Au mois d’avril 2012, la SARL MEXICANA s’est aperçue que des commerces à l’enseigne LOLI et COIN SUD à Saint Tropez , ainsi que G H à Nice vendaient des bottes identiques aux siennes.
Par ordonnances en date du 15 juin 2012 rendues par le Président du tribunal de grande instance de Marseille, la SARL MEXICANA a été autorisée à faire pratiquer des saisies contrefaçon, réalisées dans les locaux de l’établissement G H à Nice le 8 août 2012 et dans les établissements situés à Saint Tropez appartenant à Madame B A le 14 août 2012.
Par acte d’huissier en date du 6 septembre 2012, la SARL MEXICANA a fait assigner la SARL G H, Madame B A, la société STUDIO D&D et la société N devant le tribunal de grande instance de Marseille sur le fondement de la contrefaçon de droit d’auteur.
Par acte d’huissier en date du 14 mai 2013 les sociétés N et STUDIO D&D ont fait appeler en garantie la société K L, fabriquant des bottes objet du litige. Cette procédure a été jointe le 9 septembre 2013 à la procédure initiée par la SARL MEXICANA.

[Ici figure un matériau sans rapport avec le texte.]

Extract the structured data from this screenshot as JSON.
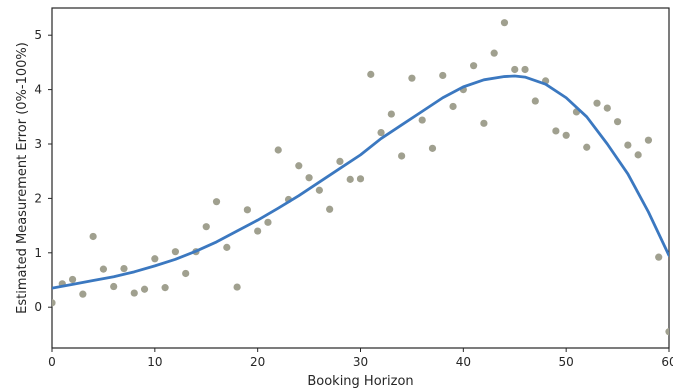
{
  "chart_data": {
    "type": "scatter",
    "title": "",
    "xlabel": "Booking Horizon",
    "ylabel": "Estimated Measurement Error (0%-100%)",
    "xlim": [
      0,
      60
    ],
    "ylim": [
      -0.75,
      5.5
    ],
    "xticks": [
      0,
      10,
      20,
      30,
      40,
      50,
      60
    ],
    "yticks": [
      0,
      1,
      2,
      3,
      4,
      5
    ],
    "grid": false,
    "legend": "none",
    "colors": {
      "points": "#a0a08f",
      "fit_line": "#3b78c0",
      "axes": "#262626",
      "background": "#ffffff"
    },
    "series": [
      {
        "kind": "scatter",
        "x": [
          0,
          1,
          2,
          3,
          4,
          5,
          6,
          7,
          8,
          9,
          10,
          11,
          12,
          13,
          14,
          15,
          16,
          17,
          18,
          19,
          20,
          21,
          22,
          23,
          24,
          25,
          26,
          27,
          28,
          29,
          30,
          31,
          32,
          33,
          34,
          35,
          36,
          37,
          38,
          39,
          40,
          41,
          42,
          43,
          44,
          45,
          46,
          47,
          48,
          49,
          50,
          51,
          52,
          53,
          54,
          55,
          56,
          57,
          58,
          59,
          60
        ],
        "y": [
          0.08,
          0.43,
          0.51,
          0.24,
          1.3,
          0.7,
          0.38,
          0.71,
          0.26,
          0.33,
          0.89,
          0.36,
          1.02,
          0.62,
          1.02,
          1.48,
          1.94,
          1.1,
          0.37,
          1.79,
          1.4,
          1.56,
          2.89,
          1.98,
          2.6,
          2.38,
          2.15,
          1.8,
          2.68,
          2.35,
          2.36,
          4.28,
          3.21,
          3.55,
          2.78,
          4.21,
          3.44,
          2.92,
          4.26,
          3.69,
          4.0,
          4.44,
          3.38,
          4.67,
          5.23,
          4.37,
          4.37,
          3.79,
          4.16,
          3.24,
          3.16,
          3.59,
          2.94,
          3.75,
          3.66,
          3.41,
          2.98,
          2.8,
          3.07,
          0.92,
          -0.45
        ]
      },
      {
        "kind": "line",
        "x": [
          0,
          2,
          4,
          6,
          8,
          10,
          12,
          14,
          16,
          18,
          20,
          22,
          24,
          26,
          28,
          30,
          32,
          34,
          36,
          38,
          40,
          42,
          44,
          45,
          46,
          48,
          50,
          52,
          54,
          56,
          58,
          60
        ],
        "y": [
          0.35,
          0.42,
          0.49,
          0.56,
          0.65,
          0.76,
          0.88,
          1.03,
          1.2,
          1.4,
          1.6,
          1.82,
          2.05,
          2.3,
          2.55,
          2.8,
          3.1,
          3.35,
          3.6,
          3.85,
          4.05,
          4.18,
          4.24,
          4.25,
          4.23,
          4.1,
          3.85,
          3.5,
          3.0,
          2.45,
          1.75,
          0.95
        ]
      }
    ]
  }
}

Par conclusions déposées au greffe le 30 avril 2014, la société EDO FABRIZIO CHINI est intervenue volontairement à l’instance.
Par ordonnance d’incident en date du 20 octobre 2014 le juge de la mise en état a rejeté l’exception d’incompétence soulevée par la société EDO FABRIZIO CHINI et par la société K L.
Aux termes de ses dernières conclusions récapitulatives notifiées le 13 mars 2015 la SARL MEXICANA sollicite sous le bénéfice de l’exécution provisoire:
— qu’il soit jugé que le modèle de bottes à motif floral de la SARL MEXICANA est original et protégé par le droit d’auteur.
— qu’il soit jugé que les modèles de bottes G H distribués par la société STUDIO D&D M et commercialisés par la société G H et les modèles de bottes OVYE fabriqués par la société M N & C. et commercialisés par Madame B A reproduisent à l’identique les caractéristiques essentielles et originales de la botte originale MEXICANA.
— qu’il soit jugé que les sociétés STUDIO D&D M, G H, M N & C, Madame B A ont porté atteinte à son droit d’auteur.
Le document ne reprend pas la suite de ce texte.